Gunder dejó caer el gofre del susto. ¿Estaba bromeando su hermana?

Pero se enderezó, la miró fijamente y dijo:

Would you please take me to a decent hotel?

Marie asintió.

– Vale, vale, pero antes de eso. ¿Qué haces antes?

– Ni idea -contestó Gunder.

– ¡Preguntas lo que te va a costar! No te metas nunca en un taxi sin haber acordado antes el precio. Pregunta en el aeropuerto. Tal vez Lufthansa tenga allí un mostrador, ellos te ayudarán.

Gunder movió la cabeza, abatido, pensando que su hermana le tenía envidia. Ella nunca había estado en la India. Solo en Lanzarote, Creta y lugares así. Allí todo el mundo era noruego o sueco, y los camareros le gritaban «Hola, chica sueca» en sueco, y eso no le gustaba. Pero la India era otra cosa.

– ¿Y tienes que vacunarte contra la malaria? -preguntó ella.

– No lo sé -contestó él.

– Tienes que llamar al médico. No vuelvas a casa con malaria, tuberculosis, hepatitis o algo parecido, te lo advierto. Y no bebas agua del grifo, ni zumos, ni comas fruta. Asegúrate de que la carne esté bien hecha. Tampoco debes probar el helado, aunque te guste tanto. Y eso está bien, pero no lo comas en la India.

– ¿Podré tomarme un copa? -preguntó Gunder, con ironía.

– Claro que sí. Pero, sobre todo, no te emborraches. Si te emborrachas, estarás perdido.

– No me emborracho nunca -alegó Gunder-. No me he emborrachado ni una vez en los últimos quince años.

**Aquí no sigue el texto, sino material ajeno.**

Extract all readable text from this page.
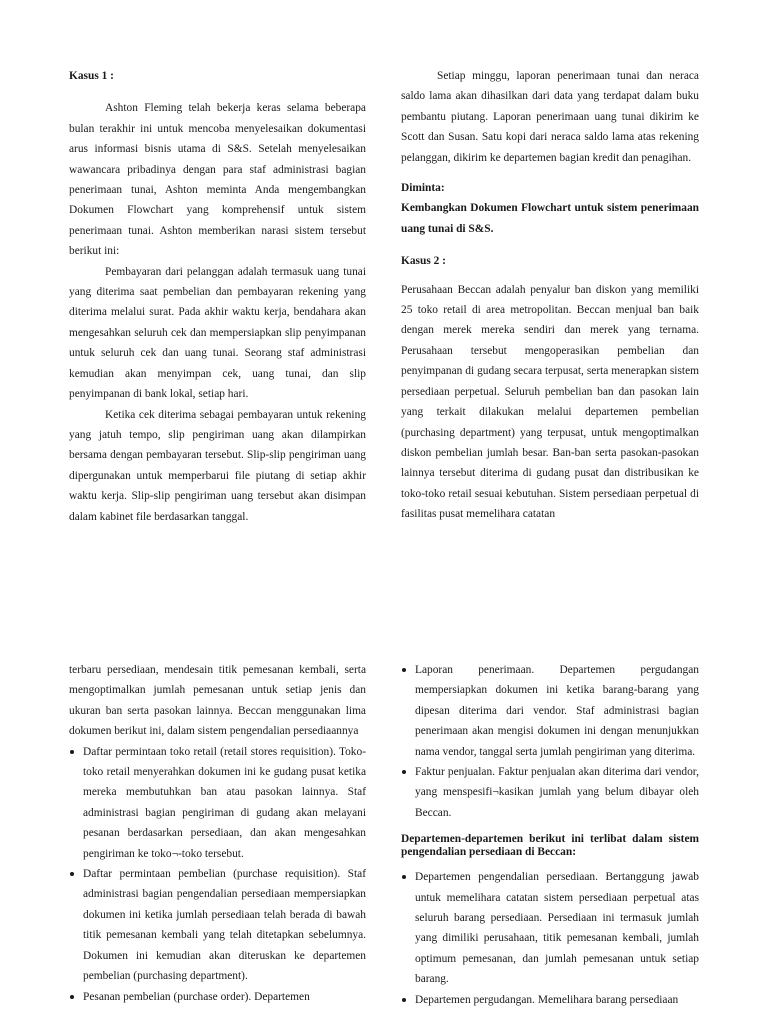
Kasus 1 :

Ashton Fleming telah bekerja keras selama beberapa bulan terakhir ini untuk mencoba menyelesaikan dokumentasi arus informasi bisnis utama di S&S. Setelah menyelesaikan wawancara pribadinya dengan para staf administrasi bagian penerimaan tunai, Ashton meminta Anda mengembangkan Dokumen Flowchart yang komprehensif untuk sistem penerimaan tunai. Ashton memberikan narasi sistem tersebut berikut ini:

Pembayaran dari pelanggan adalah termasuk uang tunai yang diterima saat pembelian dan pembayaran rekening yang diterima melalui surat. Pada akhir waktu kerja, bendahara akan mengesahkan seluruh cek dan mempersiapkan slip penyimpanan untuk seluruh cek dan uang tunai. Seorang staf administrasi kemudian akan menyimpan cek, uang tunai, dan slip penyimpanan di bank lokal, setiap hari.

Ketika cek diterima sebagai pembayaran untuk rekening yang jatuh tempo, slip pengiriman uang akan dilampirkan bersama dengan pembayaran tersebut. Slip-slip pengiriman uang dipergunakan untuk memperbarui file piutang di setiap akhir waktu kerja. Slip-slip pengiriman uang tersebut akan disimpan dalam kabinet file berdasarkan tanggal.

Setiap minggu, laporan penerimaan tunai dan neraca saldo lama akan dihasilkan dari data yang terdapat dalam buku pembantu piutang. Laporan penerimaan uang tunai dikirim ke Scott dan Susan. Satu kopi dari neraca saldo lama atas rekening pelanggan, dikirim ke departemen bagian kredit dan penagihan.

Diminta:

Kembangkan Dokumen Flowchart untuk sistem penerimaan uang tunai di S&S.

Kasus 2 :

Perusahaan Beccan adalah penyalur ban diskon yang memiliki 25 toko retail di area metropolitan. Beccan menjual ban baik dengan merek mereka sendiri dan merek yang ternama. Perusahaan tersebut mengoperasikan pembelian dan penyimpanan di gudang secara terpusat, serta menerapkan sistem persediaan perpetual. Seluruh pembelian ban dan pasokan lain yang terkait dilakukan melalui departemen pembelian (purchasing department) yang terpusat, untuk mengoptimalkan diskon pembelian jumlah besar. Ban-ban serta pasokan-pasokan lainnya tersebut diterima di gudang pusat dan distribusikan ke toko-toko retail sesuai kebutuhan. Sistem persediaan perpetual di fasilitas pusat memelihara catatan

terbaru persediaan, mendesain titik pemesanan kembali, serta mengoptimalkan jumlah pemesanan untuk setiap jenis dan ukuran ban serta pasokan lainnya. Beccan menggunakan lima dokumen berikut ini, dalam sistem pengendalian persediaannya

Daftar permintaan toko retail (retail stores requisition). Toko-toko retail menyerahkan dokumen ini ke gudang pusat ketika mereka membutuhkan ban atau pasokan lainnya. Staf administrasi bagian pengiriman di gudang akan melayani pesanan berdasarkan persediaan, dan akan mengesahkan pengiriman ke toko¬-toko tersebut.
Daftar permintaan pembelian (purchase requisition). Staf administrasi bagian pengendalian persediaan mempersiapkan dokumen ini ketika jumlah persediaan telah berada di bawah titik pemesanan kembali yang telah ditetapkan sebelumnya. Dokumen ini kemudian akan diteruskan ke departemen pembelian (purchasing department).
Pesanan pembelian (purchase order). Departemen
Laporan penerimaan. Departemen pergudangan mempersiapkan dokumen ini ketika barang-barang yang dipesan diterima dari vendor. Staf administrasi bagian penerimaan akan mengisi dokumen ini dengan menunjukkan nama vendor, tanggal serta jumlah pengiriman yang diterima.
Faktur penjualan. Faktur penjualan akan diterima dari vendor, yang menspesifi¬kasikan jumlah yang belum dibayar oleh Beccan.

Departemen-departemen berikut ini terlibat dalam sistem pengendalian persediaan di Beccan:

Departemen pengendalian persediaan. Bertanggung jawab untuk memelihara catatan sistem persediaan perpetual atas seluruh barang persediaan. Persediaan ini termasuk jumlah yang dimiliki perusahaan, titik pemesanan kembali, jumlah optimum pemesanan, dan jumlah pemesanan untuk setiap barang.
Departemen pergudangan. Memelihara barang persediaan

– Ya lo sé. Pero me llamarás, ¿no? Necesito saber que has llegado bien. Yo me ocuparé de recoger el correo de tu buzón. Y de regar las plantas. Supongo que habrá que cortar el césped dos veces en dos semanas. Deberías llevar la caja fuerte a nuestra casa. Así no estará aquí tentando a la gente. ¿Vas a dejar el coche aparcado en el aeropuerto? Costará una fortuna, ¿no?

– No lo sé -contestó Gunder.

– ¿No lo sabes? Hay que reservar con antelación el aparcamiento de larga estancia -explicó ella nerviosa -. Mañana tienes que llamar. No puedes ir al aeropuerto sin más y aparcar donde te dé la gana, ¿sabes?

– De acuerdo -dijo él.

Menos mal que su hermana se ocupaba del viaje. El hombre se sentía completamente aturdido; fue derecho al armario y sacó una botella de coñac. Dios Santo, necesitaba una copa.

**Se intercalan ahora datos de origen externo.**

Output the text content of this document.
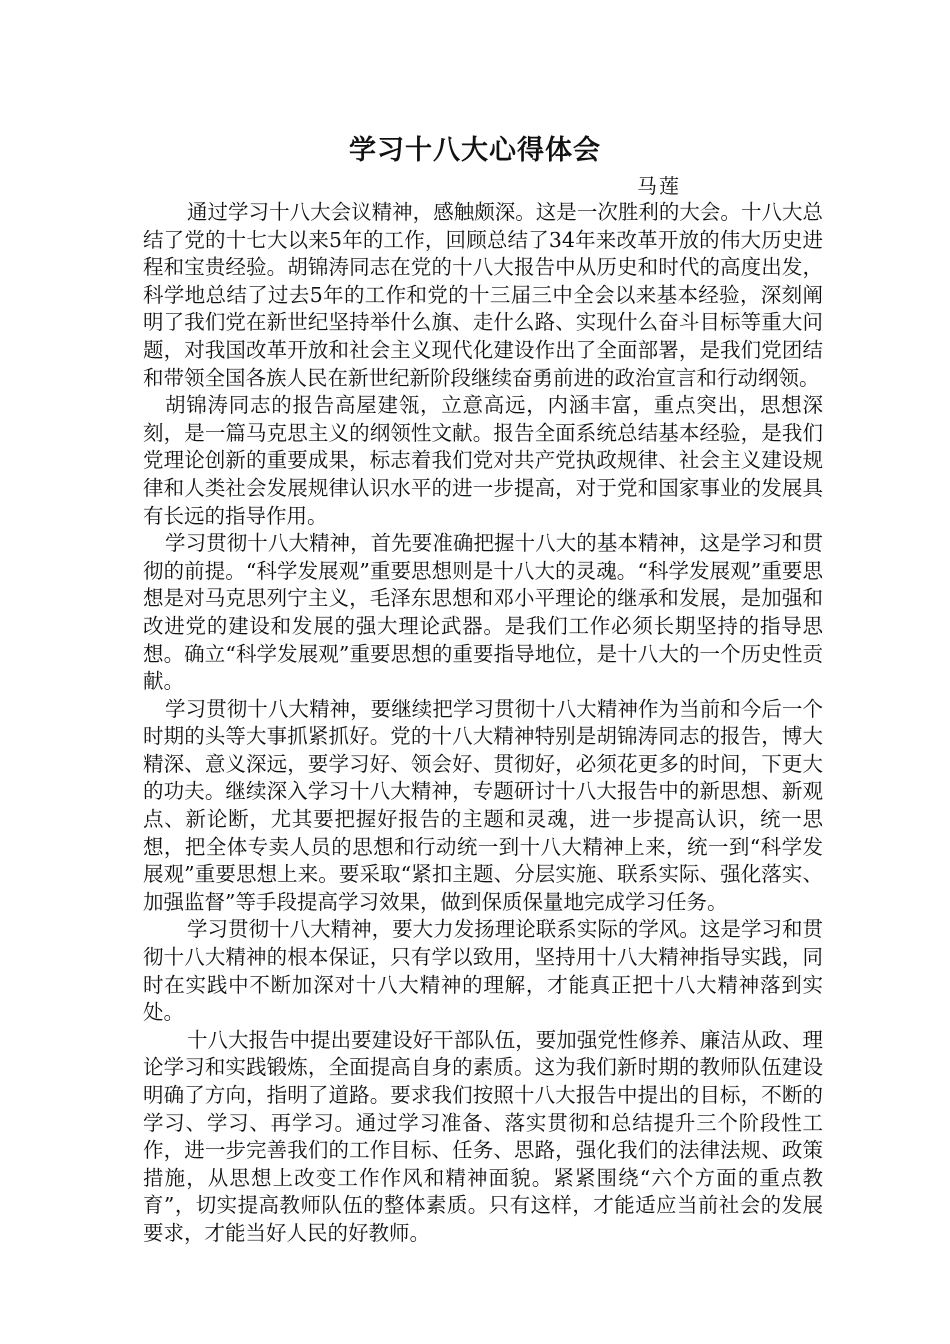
学习十八大心得体会
马莲

通过学习十八大会议精神，感触颇深。这是一次胜利的大会。十八大总结了党的十七大以来5年的工作，回顾总结了34年来改革开放的伟大历史进程和宝贵经验。胡锦涛同志在党的十八大报告中从历史和时代的高度出发，科学地总结了过去5年的工作和党的十三届三中全会以来基本经验，深刻阐明了我们党在新世纪坚持举什么旗、走什么路、实现什么奋斗目标等重大问题，对我国改革开放和社会主义现代化建设作出了全面部署，是我们党团结和带领全国各族人民在新世纪新阶段继续奋勇前进的政治宣言和行动纲领。

胡锦涛同志的报告高屋建瓴，立意高远，内涵丰富，重点突出，思想深刻，是一篇马克思主义的纲领性文献。报告全面系统总结基本经验，是我们党理论创新的重要成果，标志着我们党对共产党执政规律、社会主义建设规律和人类社会发展规律认识水平的进一步提高，对于党和国家事业的发展具有长远的指导作用。

学习贯彻十八大精神，首先要准确把握十八大的基本精神，这是学习和贯彻的前提。“科学发展观”重要思想则是十八大的灵魂。“科学发展观”重要思想是对马克思列宁主义，毛泽东思想和邓小平理论的继承和发展，是加强和改进党的建设和发展的强大理论武器。是我们工作必须长期坚持的指导思想。确立“科学发展观”重要思想的重要指导地位，是十八大的一个历史性贡献。

学习贯彻十八大精神，要继续把学习贯彻十八大精神作为当前和今后一个时期的头等大事抓紧抓好。党的十八大精神特别是胡锦涛同志的报告，博大精深、意义深远，要学习好、领会好、贯彻好，必须花更多的时间，下更大的功夫。继续深入学习十八大精神，专题研讨十八大报告中的新思想、新观点、新论断，尤其要把握好报告的主题和灵魂，进一步提高认识，统一思想，把全体专卖人员的思想和行动统一到十八大精神上来，统一到“科学发展观”重要思想上来。要采取“紧扣主题、分层实施、联系实际、强化落实、加强监督”等手段提高学习效果，做到保质保量地完成学习任务。

学习贯彻十八大精神，要大力发扬理论联系实际的学风。这是学习和贯彻十八大精神的根本保证，只有学以致用，坚持用十八大精神指导实践，同时在实践中不断加深对十八大精神的理解，才能真正把十八大精神落到实处。

十八大报告中提出要建设好干部队伍，要加强党性修养、廉洁从政、理论学习和实践锻炼，全面提高自身的素质。这为我们新时期的教师队伍建设明确了方向，指明了道路。要求我们按照十八大报告中提出的目标，不断的学习、学习、再学习。通过学习准备、落实贯彻和总结提升三个阶段性工作，进一步完善我们的工作目标、任务、思路，强化我们的法律法规、政策措施，从思想上改变工作作风和精神面貌。紧紧围绕“六个方面的重点教育”，切实提高教师队伍的整体素质。只有这样，才能适应当前社会的发展要求，才能当好人民的好教师。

Marie se limpió la boca y sonrió:

– Va a ser un viaje interesantísimo, Gunder. Piensa en todo lo que tendrás que contar cuando vuelvas. ¿Tienes carrete en la cámara? ¿Has contratado un seguro de anulación? ¿Has confeccionado una lista de todo lo que tienes que hacer?

– No -contestó Gunder, tomando el coñac a pequeños sorbos -. ¿Por qué no me lo haces tú, Marie?

Ella cedió y se apresuró a buscar papel y bolígrafo. Mientras Gunder calentaba el coñac en la boca, Marie hizo una lista recordatoria. Él la miraba de reojo. Marie chupaba el bolígrafo y le daba golpecitos contra los colmillos con el fin de aguzar la atención. Tenía unos hombros redondeados y bonitos. Menos mal que tenía a Marie. Entre ellos no había cuentas pendientes.

Pasara lo que pasara, siempre tendría a Marie.